Les vies du plus grand camp de réfugiés du monde
Publié le 12 mai 2016. Par La rédaction de Books.
Le gouvernement kenyan menace de fermer tous les camps de réfugiés du pays, dont le plus grand site du monde : Dadaab. Quelque 500 000 personnes vivent dans ce coin de désert, attendant, construisant, espérant un sort meilleur. Dans City of Thorns, Ben Rawlence raconte le destin de neuf d’entre elles. Pendant cinq ans, cet ancien chercheur de Human Rights Watch s’est rendu régulièrement à Dadaab pour les rencontrer : Isha, qui espère que les écoles du camp assureront un avenir à ses enfants ; Kheyro, célibataire qui refuse de sortir du site si elle n’est pas accompagnée d’un homme, craignant d’être massacrée ; Guled, qui reste terrifié à l’idée d’être de nouveau enlevé par les islamistes somaliens d’Al-Shabbaab… A travers leur parcours, Rawlence décrit l’émergence de ce qu’il considère comme le Manhattan ou le Londres du XXIe siècle, un lieu de tous les possibles. Car même si le Kenya prend les réfugiés tour à tour comme otages (pour recevoir des fonds) ou boucs émissaires, même si l’aide internationale est fluctuante, que la police rackette et viole en toute impunité, Dadaab est devenu en vingt-cinq ans un lieu qui compte pour les Somaliens, Sud-Soudanais ou Ethiopiens en fuite.
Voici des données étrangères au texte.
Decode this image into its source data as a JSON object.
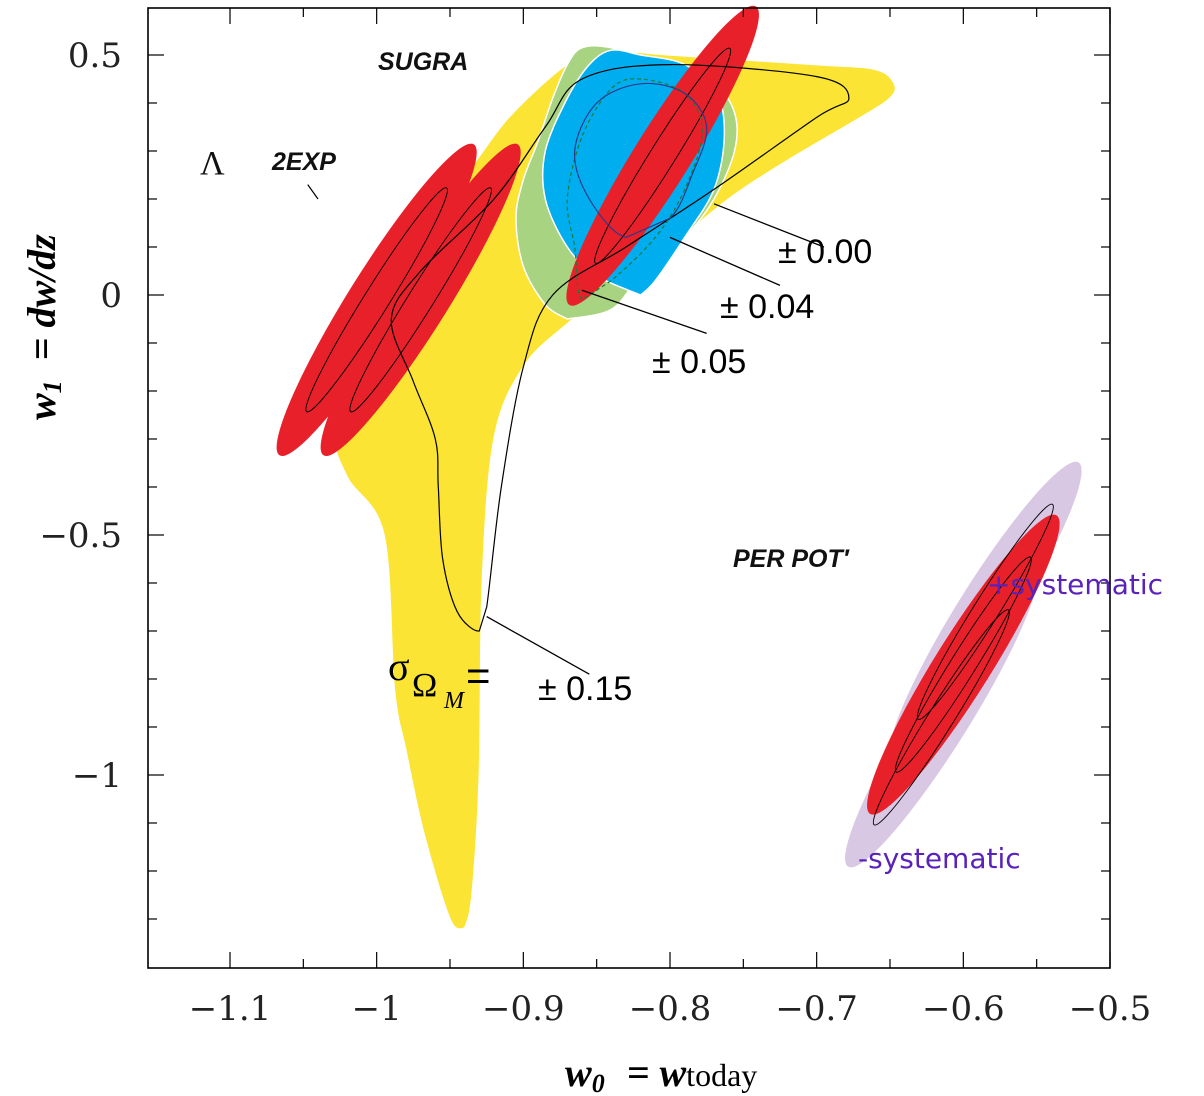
{
  "chart_data": {
    "type": "contour",
    "xlabel": {
      "main": "w",
      "sub": "0",
      "eq": "= w",
      "tail": "today"
    },
    "ylabel": {
      "main": "w",
      "sub": "1",
      "eq": "= dw/dz"
    },
    "xlim": [
      -1.1,
      -0.5
    ],
    "ylim": [
      -1.4,
      0.5
    ],
    "x_ticks": [
      -1.1,
      -1.0,
      -0.9,
      -0.8,
      -0.7,
      -0.6,
      -0.5
    ],
    "x_tick_labels": [
      "−1.1",
      "−1",
      "−0.9",
      "−0.8",
      "−0.7",
      "−0.6",
      "−0.5"
    ],
    "y_ticks": [
      0.5,
      0,
      -0.5,
      -1
    ],
    "y_tick_labels": [
      "0.5",
      "0",
      "−0.5",
      "−1"
    ],
    "regions": [
      {
        "name": "sigma_OmegaM_0.15",
        "color": "#fbe433",
        "points": [
          [
            -0.94,
            -1.32
          ],
          [
            -0.95,
            -1.3
          ],
          [
            -0.968,
            -1.12
          ],
          [
            -0.98,
            -0.95
          ],
          [
            -0.988,
            -0.82
          ],
          [
            -0.995,
            -0.5
          ],
          [
            -1.02,
            -0.38
          ],
          [
            -1.03,
            -0.28
          ],
          [
            -1.026,
            -0.1
          ],
          [
            -1.01,
            0.0
          ],
          [
            -0.99,
            0.1
          ],
          [
            -0.96,
            0.19
          ],
          [
            -0.935,
            0.27
          ],
          [
            -0.91,
            0.37
          ],
          [
            -0.875,
            0.47
          ],
          [
            -0.855,
            0.5
          ],
          [
            -0.84,
            0.51
          ],
          [
            -0.8,
            0.5
          ],
          [
            -0.7,
            0.48
          ],
          [
            -0.66,
            0.47
          ],
          [
            -0.647,
            0.44
          ],
          [
            -0.65,
            0.41
          ],
          [
            -0.67,
            0.37
          ],
          [
            -0.72,
            0.28
          ],
          [
            -0.76,
            0.2
          ],
          [
            -0.8,
            0.1
          ],
          [
            -0.84,
            0.01
          ],
          [
            -0.87,
            -0.06
          ],
          [
            -0.9,
            -0.15
          ],
          [
            -0.92,
            -0.3
          ],
          [
            -0.928,
            -0.6
          ],
          [
            -0.93,
            -1.0
          ],
          [
            -0.935,
            -1.25
          ],
          [
            -0.94,
            -1.32
          ]
        ]
      },
      {
        "name": "sigma_OmegaM_0.05",
        "color": "#a8d380",
        "points": [
          [
            -0.87,
            -0.05
          ],
          [
            -0.885,
            -0.02
          ],
          [
            -0.9,
            0.06
          ],
          [
            -0.905,
            0.16
          ],
          [
            -0.9,
            0.24
          ],
          [
            -0.89,
            0.32
          ],
          [
            -0.88,
            0.41
          ],
          [
            -0.87,
            0.48
          ],
          [
            -0.86,
            0.515
          ],
          [
            -0.84,
            0.515
          ],
          [
            -0.8,
            0.48
          ],
          [
            -0.77,
            0.44
          ],
          [
            -0.756,
            0.38
          ],
          [
            -0.756,
            0.3
          ],
          [
            -0.77,
            0.2
          ],
          [
            -0.79,
            0.12
          ],
          [
            -0.82,
            0.04
          ],
          [
            -0.84,
            -0.03
          ],
          [
            -0.87,
            -0.05
          ]
        ]
      },
      {
        "name": "sigma_OmegaM_0.04",
        "color": "#00aeef",
        "points": [
          [
            -0.82,
            0.0
          ],
          [
            -0.85,
            0.04
          ],
          [
            -0.87,
            0.1
          ],
          [
            -0.885,
            0.2
          ],
          [
            -0.885,
            0.3
          ],
          [
            -0.87,
            0.41
          ],
          [
            -0.855,
            0.48
          ],
          [
            -0.84,
            0.51
          ],
          [
            -0.82,
            0.5
          ],
          [
            -0.79,
            0.48
          ],
          [
            -0.768,
            0.42
          ],
          [
            -0.763,
            0.33
          ],
          [
            -0.77,
            0.22
          ],
          [
            -0.79,
            0.12
          ],
          [
            -0.81,
            0.03
          ],
          [
            -0.82,
            0.0
          ]
        ]
      },
      {
        "name": "LCDM",
        "color": "#e8202a",
        "center": [
          -1.0,
          -0.01
        ],
        "angle": -58,
        "rx": 0.125,
        "ry": 0.012
      },
      {
        "name": "2EXP",
        "color": "#e8202a",
        "center": [
          -0.97,
          -0.01
        ],
        "angle": -58,
        "rx": 0.125,
        "ry": 0.012
      },
      {
        "name": "SUGRA",
        "color": "#e8202a",
        "center": [
          -0.805,
          0.29
        ],
        "angle": -58,
        "rx": 0.12,
        "ry": 0.012
      },
      {
        "name": "PERPOT_plus_systematic",
        "color": "#d8c8e4",
        "center": [
          -0.585,
          -0.66
        ],
        "angle": -58,
        "rx": 0.12,
        "ry": 0.012
      },
      {
        "name": "PERPOT_minus_systematic",
        "color": "#d8c8e4",
        "center": [
          -0.615,
          -0.88
        ],
        "angle": -58,
        "rx": 0.12,
        "ry": 0.012
      },
      {
        "name": "PERPOT",
        "color": "#e8202a",
        "center": [
          -0.6,
          -0.77
        ],
        "angle": -58,
        "rx": 0.12,
        "ry": 0.012
      }
    ],
    "annotations": {
      "sugra": "SUGRA",
      "lambda": "Λ",
      "twoexp": "2EXP",
      "perpot": "PER POT′",
      "plus_systematic": "+systematic",
      "minus_systematic": "-systematic",
      "sigma_symbol": "σ",
      "sigma_sub": "Ω",
      "sigma_subsub": "M",
      "sigma_eq": "=",
      "sigma_val": "± 0.15",
      "err_000": "± 0.00",
      "err_004": "± 0.04",
      "err_005": "± 0.05"
    }
  }
}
Il n’existe aucune infrastructure à proximité. Toute la nourriture est convoyée par camion ou avion par les Nations unies ou les ONG. Mais les réfugiés se sont organisés, parfois contre les institutions apparentes. En l’absence de tout respect du droit, les lynchages servent à maintenir un semblant d’ordre. En l’absence d’emploi, le marché noir est florissant : tout se vend, de la ration alimentaire de l’ONU à la carte SIM. Avec l’aide internationale, les habitants ont aussi créé des écoles, des hôpitaux, une station de radio et même une ligue de foot. Car Dadaab n’est pas hors du monde. On y rêve en regardant les comptes Facebook de ceux qui ont réussi à s’installer en Occident, ou en s’inventant son propre profil avec des photos de voiture et de maison. Au fil de ses portraits, Ben Rawlence rappelle que les réfugiés sont d’abord des individus comme les autres, avec leurs difficultés très personnelles : une jeune femme s’injecte des contraceptifs pour ne pas avoir d’enfant ici, un couple se dispute à cause de l’obsession du mari pour le football.